Another problem is the first contact in a crisis: 911. While helpful, 911 isn't the best fit for mental health.
Starting in July of next year, a new system will radically improve how Hoosiers — and how people all across the country — get help.
Calling "988" will become the mental health equivalent of dialing 911.
"That is going to be the main entry point for all things crisis related," Berman said. "988 makes no bones about who they are and what the purpose is, which is the full gamut of crisis response."
In 2022, by federal mandate, 988 will replace the national suicide prevention hotline.
Instead of a dispatcher, like 911 calls, a trained crisis counselor will be on the other end of the phone.
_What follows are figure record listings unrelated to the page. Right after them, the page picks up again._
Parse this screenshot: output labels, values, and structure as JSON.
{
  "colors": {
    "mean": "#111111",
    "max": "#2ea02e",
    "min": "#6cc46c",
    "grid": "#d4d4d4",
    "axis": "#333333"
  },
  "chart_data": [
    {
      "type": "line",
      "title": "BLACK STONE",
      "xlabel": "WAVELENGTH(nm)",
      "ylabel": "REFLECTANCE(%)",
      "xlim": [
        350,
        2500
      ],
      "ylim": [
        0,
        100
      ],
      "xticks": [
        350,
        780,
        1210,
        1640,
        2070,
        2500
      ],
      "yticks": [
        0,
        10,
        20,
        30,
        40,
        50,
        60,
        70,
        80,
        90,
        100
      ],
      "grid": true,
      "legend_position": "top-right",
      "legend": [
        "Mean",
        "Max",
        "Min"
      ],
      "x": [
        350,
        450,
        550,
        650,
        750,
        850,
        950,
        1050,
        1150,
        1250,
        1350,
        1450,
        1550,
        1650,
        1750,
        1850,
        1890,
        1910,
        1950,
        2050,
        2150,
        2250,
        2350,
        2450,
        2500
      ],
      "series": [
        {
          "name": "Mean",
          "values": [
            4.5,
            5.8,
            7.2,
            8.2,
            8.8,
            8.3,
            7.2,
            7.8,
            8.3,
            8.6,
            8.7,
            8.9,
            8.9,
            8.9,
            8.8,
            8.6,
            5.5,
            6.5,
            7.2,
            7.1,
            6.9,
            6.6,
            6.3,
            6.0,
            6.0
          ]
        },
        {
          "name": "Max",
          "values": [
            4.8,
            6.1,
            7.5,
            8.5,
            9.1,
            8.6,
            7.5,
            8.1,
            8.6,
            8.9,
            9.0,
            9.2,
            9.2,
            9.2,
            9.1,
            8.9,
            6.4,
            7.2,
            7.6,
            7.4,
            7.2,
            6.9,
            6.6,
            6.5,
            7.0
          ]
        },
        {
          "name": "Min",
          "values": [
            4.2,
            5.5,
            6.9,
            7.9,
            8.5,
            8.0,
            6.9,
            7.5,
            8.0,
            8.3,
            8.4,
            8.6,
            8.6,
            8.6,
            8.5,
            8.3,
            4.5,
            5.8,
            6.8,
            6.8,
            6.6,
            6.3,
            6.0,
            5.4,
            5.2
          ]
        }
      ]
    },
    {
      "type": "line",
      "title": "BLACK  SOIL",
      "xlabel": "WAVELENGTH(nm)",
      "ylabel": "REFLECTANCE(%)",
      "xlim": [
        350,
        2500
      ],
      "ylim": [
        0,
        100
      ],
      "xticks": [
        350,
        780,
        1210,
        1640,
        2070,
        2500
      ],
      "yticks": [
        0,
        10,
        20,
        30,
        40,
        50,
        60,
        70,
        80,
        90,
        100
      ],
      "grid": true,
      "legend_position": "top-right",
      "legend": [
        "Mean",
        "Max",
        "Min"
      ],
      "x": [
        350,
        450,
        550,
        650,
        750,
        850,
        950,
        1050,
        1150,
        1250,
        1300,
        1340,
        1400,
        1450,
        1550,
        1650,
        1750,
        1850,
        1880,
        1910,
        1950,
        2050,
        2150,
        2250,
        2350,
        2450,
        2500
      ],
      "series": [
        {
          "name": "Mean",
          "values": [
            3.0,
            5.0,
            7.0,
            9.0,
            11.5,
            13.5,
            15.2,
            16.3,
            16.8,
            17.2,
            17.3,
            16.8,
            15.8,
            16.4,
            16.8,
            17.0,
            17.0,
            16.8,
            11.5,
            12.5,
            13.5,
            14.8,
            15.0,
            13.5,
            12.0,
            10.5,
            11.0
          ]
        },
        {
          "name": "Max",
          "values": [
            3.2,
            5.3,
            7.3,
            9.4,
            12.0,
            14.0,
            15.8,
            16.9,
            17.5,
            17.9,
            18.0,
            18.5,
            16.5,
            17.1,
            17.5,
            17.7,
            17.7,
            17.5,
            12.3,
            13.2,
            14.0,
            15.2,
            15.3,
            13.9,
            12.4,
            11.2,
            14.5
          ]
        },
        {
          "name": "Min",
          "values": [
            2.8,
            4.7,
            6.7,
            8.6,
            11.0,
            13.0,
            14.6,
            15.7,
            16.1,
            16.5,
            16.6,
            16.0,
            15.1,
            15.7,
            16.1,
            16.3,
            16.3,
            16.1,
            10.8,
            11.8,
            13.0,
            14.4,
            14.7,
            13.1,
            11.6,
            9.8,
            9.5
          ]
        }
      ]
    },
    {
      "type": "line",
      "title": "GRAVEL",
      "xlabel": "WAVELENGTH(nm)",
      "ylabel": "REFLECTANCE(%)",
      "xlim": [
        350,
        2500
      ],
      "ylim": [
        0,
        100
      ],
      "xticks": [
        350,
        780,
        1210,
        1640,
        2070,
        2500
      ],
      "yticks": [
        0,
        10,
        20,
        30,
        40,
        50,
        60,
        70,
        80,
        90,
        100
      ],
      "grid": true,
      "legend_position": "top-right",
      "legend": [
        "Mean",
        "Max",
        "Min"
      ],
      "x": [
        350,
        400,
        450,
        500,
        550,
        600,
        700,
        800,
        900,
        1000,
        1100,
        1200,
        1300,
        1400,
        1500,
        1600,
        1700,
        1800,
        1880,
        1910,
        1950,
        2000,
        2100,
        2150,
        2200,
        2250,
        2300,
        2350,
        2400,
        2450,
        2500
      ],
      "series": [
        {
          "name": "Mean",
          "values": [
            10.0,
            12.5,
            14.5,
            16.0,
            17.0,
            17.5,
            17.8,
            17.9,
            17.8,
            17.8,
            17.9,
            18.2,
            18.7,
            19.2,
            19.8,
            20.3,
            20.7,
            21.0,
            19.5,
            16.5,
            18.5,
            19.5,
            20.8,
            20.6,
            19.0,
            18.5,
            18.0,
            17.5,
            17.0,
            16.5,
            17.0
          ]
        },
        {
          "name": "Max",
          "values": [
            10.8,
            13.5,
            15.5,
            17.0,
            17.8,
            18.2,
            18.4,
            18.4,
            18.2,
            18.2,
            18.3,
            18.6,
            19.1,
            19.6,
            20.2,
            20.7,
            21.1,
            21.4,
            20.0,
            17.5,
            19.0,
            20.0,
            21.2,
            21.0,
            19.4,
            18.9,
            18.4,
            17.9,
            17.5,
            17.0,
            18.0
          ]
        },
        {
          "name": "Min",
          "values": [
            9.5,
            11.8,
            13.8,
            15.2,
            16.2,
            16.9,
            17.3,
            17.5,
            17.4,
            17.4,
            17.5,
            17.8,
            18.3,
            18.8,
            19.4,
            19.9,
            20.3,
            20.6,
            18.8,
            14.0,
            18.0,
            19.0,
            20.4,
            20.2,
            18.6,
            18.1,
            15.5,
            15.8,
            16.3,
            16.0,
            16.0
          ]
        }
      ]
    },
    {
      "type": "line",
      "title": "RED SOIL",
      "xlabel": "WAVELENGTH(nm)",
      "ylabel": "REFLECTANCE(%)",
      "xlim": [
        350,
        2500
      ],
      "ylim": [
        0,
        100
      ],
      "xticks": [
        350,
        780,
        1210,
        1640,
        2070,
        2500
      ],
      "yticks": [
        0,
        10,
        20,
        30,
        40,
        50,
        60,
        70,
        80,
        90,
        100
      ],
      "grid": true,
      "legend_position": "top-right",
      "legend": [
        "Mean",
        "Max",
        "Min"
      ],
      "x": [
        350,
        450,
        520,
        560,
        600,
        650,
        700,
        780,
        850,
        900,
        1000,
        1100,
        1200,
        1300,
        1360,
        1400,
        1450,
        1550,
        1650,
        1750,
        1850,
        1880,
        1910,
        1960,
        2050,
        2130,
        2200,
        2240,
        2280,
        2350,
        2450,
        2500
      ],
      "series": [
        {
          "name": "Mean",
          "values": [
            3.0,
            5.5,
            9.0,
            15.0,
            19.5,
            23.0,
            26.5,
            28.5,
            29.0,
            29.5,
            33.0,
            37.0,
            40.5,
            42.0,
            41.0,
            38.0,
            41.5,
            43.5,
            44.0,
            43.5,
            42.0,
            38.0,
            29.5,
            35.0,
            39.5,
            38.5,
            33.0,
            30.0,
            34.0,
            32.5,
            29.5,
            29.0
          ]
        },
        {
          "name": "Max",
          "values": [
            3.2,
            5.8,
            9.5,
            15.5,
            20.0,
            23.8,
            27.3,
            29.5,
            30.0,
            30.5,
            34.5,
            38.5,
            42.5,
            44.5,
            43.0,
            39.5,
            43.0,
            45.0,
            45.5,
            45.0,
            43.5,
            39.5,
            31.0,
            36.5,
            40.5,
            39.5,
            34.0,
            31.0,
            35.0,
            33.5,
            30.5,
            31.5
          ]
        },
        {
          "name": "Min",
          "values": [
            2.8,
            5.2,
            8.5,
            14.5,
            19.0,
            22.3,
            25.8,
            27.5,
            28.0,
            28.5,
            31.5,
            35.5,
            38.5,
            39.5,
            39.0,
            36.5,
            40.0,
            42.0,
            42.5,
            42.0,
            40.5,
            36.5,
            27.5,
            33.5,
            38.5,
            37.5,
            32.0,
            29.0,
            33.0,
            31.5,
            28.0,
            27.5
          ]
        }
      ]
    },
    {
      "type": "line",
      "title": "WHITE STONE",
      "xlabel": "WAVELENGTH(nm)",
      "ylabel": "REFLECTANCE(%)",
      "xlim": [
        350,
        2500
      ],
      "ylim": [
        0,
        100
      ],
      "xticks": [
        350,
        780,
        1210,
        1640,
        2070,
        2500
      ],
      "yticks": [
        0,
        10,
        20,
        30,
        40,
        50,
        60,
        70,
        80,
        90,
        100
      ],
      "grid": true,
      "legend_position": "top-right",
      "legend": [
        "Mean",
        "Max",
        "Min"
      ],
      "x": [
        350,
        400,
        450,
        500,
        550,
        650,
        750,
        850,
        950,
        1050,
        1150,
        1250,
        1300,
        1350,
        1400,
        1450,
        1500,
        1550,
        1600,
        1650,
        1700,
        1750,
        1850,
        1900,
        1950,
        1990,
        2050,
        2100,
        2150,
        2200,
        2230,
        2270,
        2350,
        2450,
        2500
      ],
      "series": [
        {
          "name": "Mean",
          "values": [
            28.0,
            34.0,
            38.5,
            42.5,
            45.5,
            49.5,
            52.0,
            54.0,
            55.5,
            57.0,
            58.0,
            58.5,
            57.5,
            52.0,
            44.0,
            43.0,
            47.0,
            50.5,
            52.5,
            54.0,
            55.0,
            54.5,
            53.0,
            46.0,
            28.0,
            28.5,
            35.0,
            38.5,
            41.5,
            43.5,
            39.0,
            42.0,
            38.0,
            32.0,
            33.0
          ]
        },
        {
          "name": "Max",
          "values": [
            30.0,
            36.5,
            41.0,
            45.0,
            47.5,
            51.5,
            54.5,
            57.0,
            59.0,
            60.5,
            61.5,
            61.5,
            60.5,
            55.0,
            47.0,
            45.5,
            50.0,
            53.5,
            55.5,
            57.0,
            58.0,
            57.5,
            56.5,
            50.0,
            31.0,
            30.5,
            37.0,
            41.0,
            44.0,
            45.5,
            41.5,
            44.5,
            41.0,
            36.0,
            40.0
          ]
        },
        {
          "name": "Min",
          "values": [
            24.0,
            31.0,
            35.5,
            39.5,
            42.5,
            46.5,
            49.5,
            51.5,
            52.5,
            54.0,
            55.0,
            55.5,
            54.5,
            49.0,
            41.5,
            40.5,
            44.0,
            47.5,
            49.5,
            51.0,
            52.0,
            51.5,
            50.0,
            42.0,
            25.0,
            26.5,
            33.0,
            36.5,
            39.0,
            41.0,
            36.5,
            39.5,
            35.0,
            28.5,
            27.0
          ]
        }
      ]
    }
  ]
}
Right now, state lawmakers are hashing out money to pay for infrastructure for implementing 988.
There are also even bigger plans in the works for a revamp to Indiana's mental health system. It's more of a coordinated response to crisis.
Part of the plan includes starting mobile crisis response units. Just like firefighters go to the fire, in an emotional emergency, counselors would come right to you.
"So, you're talking to someone, doesn't get you where you need to, they deploy mobile crisis. Mobile crisis comes, hopefully can deescalate the situation," Berman explained.
It's meant to route resources for trauma right to the person in need.
Funding plans for those mobile crisis response units are still under consideration.
The 988 rollout starts July 1, 2022.
So until then, if you have a mental health need, call the suicide prevention hotline or 911 in an emergency.